Regarding the cystic pathologies, 8 antral pseudocysts and 2 odontogenic keratocysts were included in this study. Most cases of antral pseudocysts and odontogenic keratocysts do not cause inflammation in the maxillary sinus; therefore, such cases can usually be treated relatively simply by enucleation. Therefore, the overall condition of the maxillary sinus mucosa is normal and there is little damage to the mucosa during surgery. These patients typically have favorable postoperative healing of the sinus. Based on this phenomenon, patients with non-inflammatory cystic disease were included in this study and analyzed as a control group to compare the surgical outcome and volume changes after MESS to those of patients with inflammatory sinus diseases.

Lastly, we evaluated the prognostic factors influencing the treatment outcomes of MESS through univariate and multiple regression analyses. Preoperative pathology volume within the maxillary sinus and preoperative LM were identified as the sole prognostic factors for postoperative maxillary sinus aeration rate and postoperative LM score. These results indicate that the more severe the preoperative maxillary sinus disease, the poorer the treatment outcomes. They emphasize the importance of early diagnosis and treatment of maxillary sinus diseases to achieve successful treatment outcomes, including functional recovery of the sinus.

This study has several limitations. First, the CT slice thickness was relatively thick (2 mm), which may affect the exact calculation of the total maxillary sinus volume and aeration volumes. Second, this study has a relatively small number of patients due to its retrospective nature. Although more patients received modified endoscopic sinus surgery than were included, fewer patients had undergone pre- and postoperative CTs.
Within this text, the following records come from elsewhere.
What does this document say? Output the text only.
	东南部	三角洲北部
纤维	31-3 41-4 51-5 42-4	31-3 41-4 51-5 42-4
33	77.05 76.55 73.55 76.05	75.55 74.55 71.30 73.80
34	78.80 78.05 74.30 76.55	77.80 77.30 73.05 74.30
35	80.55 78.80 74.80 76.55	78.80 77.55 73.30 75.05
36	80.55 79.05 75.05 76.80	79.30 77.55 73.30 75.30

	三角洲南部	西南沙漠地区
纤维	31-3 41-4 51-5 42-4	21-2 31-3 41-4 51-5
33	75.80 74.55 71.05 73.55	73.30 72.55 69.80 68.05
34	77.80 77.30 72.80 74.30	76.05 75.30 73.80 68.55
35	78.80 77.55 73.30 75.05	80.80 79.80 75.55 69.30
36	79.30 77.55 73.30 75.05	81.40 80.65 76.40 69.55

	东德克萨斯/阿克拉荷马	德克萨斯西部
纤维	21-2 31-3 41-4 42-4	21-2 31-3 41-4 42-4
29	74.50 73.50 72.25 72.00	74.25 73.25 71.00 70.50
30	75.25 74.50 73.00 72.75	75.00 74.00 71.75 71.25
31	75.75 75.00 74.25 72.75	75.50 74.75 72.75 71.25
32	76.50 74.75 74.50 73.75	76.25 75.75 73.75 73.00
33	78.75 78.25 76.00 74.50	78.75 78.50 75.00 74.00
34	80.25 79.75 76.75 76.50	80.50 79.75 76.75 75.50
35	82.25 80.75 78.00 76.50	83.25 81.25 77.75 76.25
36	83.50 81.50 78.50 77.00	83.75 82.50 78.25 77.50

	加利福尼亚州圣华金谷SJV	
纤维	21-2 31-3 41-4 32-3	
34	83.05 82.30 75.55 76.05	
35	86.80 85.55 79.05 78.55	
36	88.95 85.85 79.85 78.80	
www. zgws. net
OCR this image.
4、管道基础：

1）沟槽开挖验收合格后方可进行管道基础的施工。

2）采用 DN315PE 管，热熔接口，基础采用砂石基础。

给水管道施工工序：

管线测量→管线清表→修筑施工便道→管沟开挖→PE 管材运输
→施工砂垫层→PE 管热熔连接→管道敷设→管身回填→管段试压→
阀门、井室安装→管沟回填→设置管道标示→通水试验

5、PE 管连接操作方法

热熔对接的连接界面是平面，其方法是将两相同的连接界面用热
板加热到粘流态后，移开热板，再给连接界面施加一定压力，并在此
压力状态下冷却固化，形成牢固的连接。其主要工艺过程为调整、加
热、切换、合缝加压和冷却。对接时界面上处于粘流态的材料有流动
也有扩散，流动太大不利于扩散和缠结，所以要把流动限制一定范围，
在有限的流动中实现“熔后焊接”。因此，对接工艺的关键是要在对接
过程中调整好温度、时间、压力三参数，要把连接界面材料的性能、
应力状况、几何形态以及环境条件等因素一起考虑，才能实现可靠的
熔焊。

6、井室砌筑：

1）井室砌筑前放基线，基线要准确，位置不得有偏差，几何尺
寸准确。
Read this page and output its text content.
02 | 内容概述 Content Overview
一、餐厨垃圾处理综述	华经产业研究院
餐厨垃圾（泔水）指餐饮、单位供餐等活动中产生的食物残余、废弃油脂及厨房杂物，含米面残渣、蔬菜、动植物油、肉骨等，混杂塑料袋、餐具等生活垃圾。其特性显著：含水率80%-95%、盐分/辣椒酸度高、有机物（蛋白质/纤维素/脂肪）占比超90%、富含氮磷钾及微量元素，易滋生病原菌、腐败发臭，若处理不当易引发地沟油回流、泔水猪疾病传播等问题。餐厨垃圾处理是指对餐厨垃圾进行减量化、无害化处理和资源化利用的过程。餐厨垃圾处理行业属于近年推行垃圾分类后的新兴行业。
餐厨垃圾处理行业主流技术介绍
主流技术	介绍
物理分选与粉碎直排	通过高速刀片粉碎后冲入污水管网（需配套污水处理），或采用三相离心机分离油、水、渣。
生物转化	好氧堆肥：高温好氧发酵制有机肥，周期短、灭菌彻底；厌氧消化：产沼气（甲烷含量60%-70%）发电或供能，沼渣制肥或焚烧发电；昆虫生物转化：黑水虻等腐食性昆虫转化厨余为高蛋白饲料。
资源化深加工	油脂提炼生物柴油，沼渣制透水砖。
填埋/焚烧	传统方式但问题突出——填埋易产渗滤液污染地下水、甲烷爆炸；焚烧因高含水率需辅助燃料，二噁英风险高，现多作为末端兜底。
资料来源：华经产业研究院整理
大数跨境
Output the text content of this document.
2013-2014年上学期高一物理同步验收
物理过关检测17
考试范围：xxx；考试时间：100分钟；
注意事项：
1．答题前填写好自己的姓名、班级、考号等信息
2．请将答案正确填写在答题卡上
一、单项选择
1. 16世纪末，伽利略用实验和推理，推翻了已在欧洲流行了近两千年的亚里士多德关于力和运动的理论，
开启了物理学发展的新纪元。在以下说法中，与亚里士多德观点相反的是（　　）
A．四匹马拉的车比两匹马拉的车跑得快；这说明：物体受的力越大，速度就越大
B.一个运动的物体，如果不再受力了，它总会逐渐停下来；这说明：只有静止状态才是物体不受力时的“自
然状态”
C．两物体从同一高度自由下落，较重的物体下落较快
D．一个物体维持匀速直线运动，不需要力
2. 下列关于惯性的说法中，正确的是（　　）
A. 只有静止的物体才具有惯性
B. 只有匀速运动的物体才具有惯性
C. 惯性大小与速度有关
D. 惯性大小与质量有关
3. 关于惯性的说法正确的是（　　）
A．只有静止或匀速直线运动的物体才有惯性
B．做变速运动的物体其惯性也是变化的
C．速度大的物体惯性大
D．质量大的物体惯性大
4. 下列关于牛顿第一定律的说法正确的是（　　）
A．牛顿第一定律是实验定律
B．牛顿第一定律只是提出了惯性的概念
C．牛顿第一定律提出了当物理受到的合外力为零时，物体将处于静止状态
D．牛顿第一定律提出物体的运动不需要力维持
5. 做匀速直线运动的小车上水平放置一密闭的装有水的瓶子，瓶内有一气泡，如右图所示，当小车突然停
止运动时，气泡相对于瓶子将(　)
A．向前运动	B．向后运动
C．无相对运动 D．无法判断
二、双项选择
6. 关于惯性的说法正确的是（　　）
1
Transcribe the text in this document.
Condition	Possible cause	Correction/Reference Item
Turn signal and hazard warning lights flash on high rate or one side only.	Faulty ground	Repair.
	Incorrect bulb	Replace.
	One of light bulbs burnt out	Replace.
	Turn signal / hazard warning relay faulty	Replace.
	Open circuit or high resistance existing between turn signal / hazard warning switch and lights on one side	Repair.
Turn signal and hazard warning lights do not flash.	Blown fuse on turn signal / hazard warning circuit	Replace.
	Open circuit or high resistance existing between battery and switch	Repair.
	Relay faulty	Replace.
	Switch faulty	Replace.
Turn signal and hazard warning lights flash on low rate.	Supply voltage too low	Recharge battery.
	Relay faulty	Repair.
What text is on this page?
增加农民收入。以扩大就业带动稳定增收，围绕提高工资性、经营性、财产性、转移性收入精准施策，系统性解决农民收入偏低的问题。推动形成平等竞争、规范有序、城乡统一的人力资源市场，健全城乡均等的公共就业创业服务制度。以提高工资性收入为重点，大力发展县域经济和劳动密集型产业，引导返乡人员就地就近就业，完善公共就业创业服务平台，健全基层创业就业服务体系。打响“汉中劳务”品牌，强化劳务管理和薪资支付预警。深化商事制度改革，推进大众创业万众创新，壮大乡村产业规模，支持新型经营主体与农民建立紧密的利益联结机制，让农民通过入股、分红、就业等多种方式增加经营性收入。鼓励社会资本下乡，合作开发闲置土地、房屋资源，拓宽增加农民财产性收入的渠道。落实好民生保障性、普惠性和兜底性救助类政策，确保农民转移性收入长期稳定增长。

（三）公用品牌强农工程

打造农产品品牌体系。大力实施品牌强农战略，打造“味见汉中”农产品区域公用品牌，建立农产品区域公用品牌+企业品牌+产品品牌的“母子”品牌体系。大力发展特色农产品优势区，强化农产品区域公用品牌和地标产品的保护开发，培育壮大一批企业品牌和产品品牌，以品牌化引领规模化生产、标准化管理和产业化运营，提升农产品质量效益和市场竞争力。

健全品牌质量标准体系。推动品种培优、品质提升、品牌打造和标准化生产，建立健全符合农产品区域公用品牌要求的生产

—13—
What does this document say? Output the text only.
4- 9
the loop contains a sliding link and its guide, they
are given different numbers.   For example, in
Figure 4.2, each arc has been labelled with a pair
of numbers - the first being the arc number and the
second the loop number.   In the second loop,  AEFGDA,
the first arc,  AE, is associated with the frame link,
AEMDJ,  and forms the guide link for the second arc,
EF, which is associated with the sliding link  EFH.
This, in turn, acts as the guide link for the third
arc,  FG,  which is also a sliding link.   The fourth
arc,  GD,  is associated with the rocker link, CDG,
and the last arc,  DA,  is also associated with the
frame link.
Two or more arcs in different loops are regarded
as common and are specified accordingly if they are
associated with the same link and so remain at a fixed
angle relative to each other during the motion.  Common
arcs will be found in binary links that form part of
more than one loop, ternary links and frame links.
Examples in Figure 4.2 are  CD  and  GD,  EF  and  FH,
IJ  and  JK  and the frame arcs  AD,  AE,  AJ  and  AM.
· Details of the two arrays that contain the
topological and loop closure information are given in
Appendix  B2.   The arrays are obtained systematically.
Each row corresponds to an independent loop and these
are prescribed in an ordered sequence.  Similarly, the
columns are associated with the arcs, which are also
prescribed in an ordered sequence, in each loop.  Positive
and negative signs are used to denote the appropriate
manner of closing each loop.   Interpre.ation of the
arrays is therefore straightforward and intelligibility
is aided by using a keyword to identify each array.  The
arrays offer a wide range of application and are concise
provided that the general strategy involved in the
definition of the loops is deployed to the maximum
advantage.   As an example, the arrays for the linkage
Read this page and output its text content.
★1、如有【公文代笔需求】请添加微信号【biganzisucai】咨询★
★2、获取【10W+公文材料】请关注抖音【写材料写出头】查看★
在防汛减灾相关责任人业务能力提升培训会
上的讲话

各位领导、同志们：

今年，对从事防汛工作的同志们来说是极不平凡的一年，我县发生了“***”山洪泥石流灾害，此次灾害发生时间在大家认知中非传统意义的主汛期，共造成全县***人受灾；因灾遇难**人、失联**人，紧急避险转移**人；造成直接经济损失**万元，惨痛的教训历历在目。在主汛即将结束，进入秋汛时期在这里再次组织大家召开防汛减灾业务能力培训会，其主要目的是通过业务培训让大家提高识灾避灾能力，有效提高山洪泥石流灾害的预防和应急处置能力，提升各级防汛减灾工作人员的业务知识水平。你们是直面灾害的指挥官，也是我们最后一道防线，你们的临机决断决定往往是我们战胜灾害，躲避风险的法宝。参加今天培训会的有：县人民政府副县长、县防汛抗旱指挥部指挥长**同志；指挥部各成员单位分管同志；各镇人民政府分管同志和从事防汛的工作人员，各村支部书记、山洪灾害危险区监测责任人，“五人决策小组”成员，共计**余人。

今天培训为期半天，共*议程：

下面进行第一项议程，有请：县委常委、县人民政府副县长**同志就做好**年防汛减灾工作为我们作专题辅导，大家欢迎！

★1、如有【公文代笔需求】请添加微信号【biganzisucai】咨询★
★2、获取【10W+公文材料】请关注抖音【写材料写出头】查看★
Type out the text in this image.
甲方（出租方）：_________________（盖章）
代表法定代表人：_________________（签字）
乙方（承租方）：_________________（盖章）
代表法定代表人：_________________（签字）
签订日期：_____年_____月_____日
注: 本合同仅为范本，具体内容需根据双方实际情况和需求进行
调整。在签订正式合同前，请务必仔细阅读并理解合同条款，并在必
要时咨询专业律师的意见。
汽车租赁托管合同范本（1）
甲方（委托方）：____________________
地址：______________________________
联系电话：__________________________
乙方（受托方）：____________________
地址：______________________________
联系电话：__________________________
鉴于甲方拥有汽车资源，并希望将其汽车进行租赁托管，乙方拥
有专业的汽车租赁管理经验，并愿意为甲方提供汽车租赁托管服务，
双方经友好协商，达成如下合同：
In future studies, it is necessary to evaluate volumetric changes of the sinus volume in a greater number of patients using thinner CT slices.

Conclusions

The findings of this study suggest that MESS can be an effective treatment option for maxillary sinus diseases based on its successful treatment outcomes and stable postoperative recovery of the maxillary sinus. Volumetric analysis showed improved aeration and sinus pathologies, while maintaining total maxillary sinus volume without atrophy or osteogenesis.